The same party programs would decide how to distribute the public funding, and based on what criteria.

> And those people are only on the ballot in the first place because they are overwhelmingly party loyal.

It doesn't work like that outside the US or the UK where FPTP is used. A large swath of parties in Europe use internal elections in which the leadership is elected based on their own program, just like how a party is elected to the government based on its program.

> So then fundamentally media funding would be based on viewer numbers, not quality. I'm not sure that incentivising a pure head-count would lead to better quality. Facebook has fantastic viewer numbers, but is tgst the standard of journalism we aspire to?
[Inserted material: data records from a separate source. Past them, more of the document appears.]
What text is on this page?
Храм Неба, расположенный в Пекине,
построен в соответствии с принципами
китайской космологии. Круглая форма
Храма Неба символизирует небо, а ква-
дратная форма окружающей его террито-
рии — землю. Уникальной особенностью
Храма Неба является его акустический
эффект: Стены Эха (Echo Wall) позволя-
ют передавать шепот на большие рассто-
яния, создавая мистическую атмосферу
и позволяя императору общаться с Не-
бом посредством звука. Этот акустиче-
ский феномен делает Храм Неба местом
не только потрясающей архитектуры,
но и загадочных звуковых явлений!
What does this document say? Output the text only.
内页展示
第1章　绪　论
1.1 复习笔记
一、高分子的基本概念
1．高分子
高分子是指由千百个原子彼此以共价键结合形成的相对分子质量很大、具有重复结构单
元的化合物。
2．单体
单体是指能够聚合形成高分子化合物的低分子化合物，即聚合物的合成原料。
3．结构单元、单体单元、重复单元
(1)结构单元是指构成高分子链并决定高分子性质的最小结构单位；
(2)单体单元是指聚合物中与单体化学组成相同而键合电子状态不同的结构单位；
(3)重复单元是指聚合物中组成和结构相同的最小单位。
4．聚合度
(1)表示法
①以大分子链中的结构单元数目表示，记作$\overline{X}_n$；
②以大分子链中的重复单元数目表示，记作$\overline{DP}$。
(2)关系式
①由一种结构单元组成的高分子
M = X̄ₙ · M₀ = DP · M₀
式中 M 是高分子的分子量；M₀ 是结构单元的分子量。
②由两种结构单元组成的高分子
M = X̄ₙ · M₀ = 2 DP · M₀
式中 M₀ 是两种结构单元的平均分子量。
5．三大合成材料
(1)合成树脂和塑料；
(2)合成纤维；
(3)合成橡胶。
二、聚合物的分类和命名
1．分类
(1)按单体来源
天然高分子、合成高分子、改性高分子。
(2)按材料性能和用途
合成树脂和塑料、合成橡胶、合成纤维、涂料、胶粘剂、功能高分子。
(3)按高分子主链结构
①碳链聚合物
Facebook does not classify itself as a news organization. If it does, it will have to oblige by the journalism regulations in those countries. The US has practically none, obviously, so it wouldnt make a difference. But for the rest of the world that isnt a problem.

> A better argument _against_ govt funding is that the media is there to hold power to account, which would seem to be impossible for the media to do if power was paying the bills

That's the case with private media as of this moment.

https://www.opendemocracy.net/en/opendemocracyuk/five-reason...

And that's the UK. And that's the most blatant and unrepentant. The US is phenomenally worse with ~3 corporations consolidating a whopping 90% of the media and news and the people have absolutely no say in it since there is absolutely no alternative that can compete against those due to the capital difference.

> In the majority of the world, there arent 'party lines'. There are party PROGRAMS

Party lines still exist in multi-party systems. Some parties are known to never deliver. Other parties are tiny and won’t ever make it to parliament. There’s next to no chance to find a party which program looks entirely fine AND you can trust the party to deliver. In the end, you just vote along for least worst option. Or strategically against something.

> Party lines still exist in multi-party systems

Ideologies exist. Not 'lines'.

> Some parties are known to never deliver.

No party which consistently does not deliver gets elected in a proportional representation system.

> Other parties are tiny and won’t ever make it to parliament

10 or more parties in a parliament are enough.

> There’s next to no chance to find a party which program looks entirely fine AND you can trust the party to deliver.

Sorry. Thats just nonsense.

> In the end, you just vote along for least worst option

You are literally projecting the Angloamerican system to entire world and claiming that is the norm. It isn't. That's one mistake of the people who live in such FPTP systems. Thinking that 'everywhere is the same'.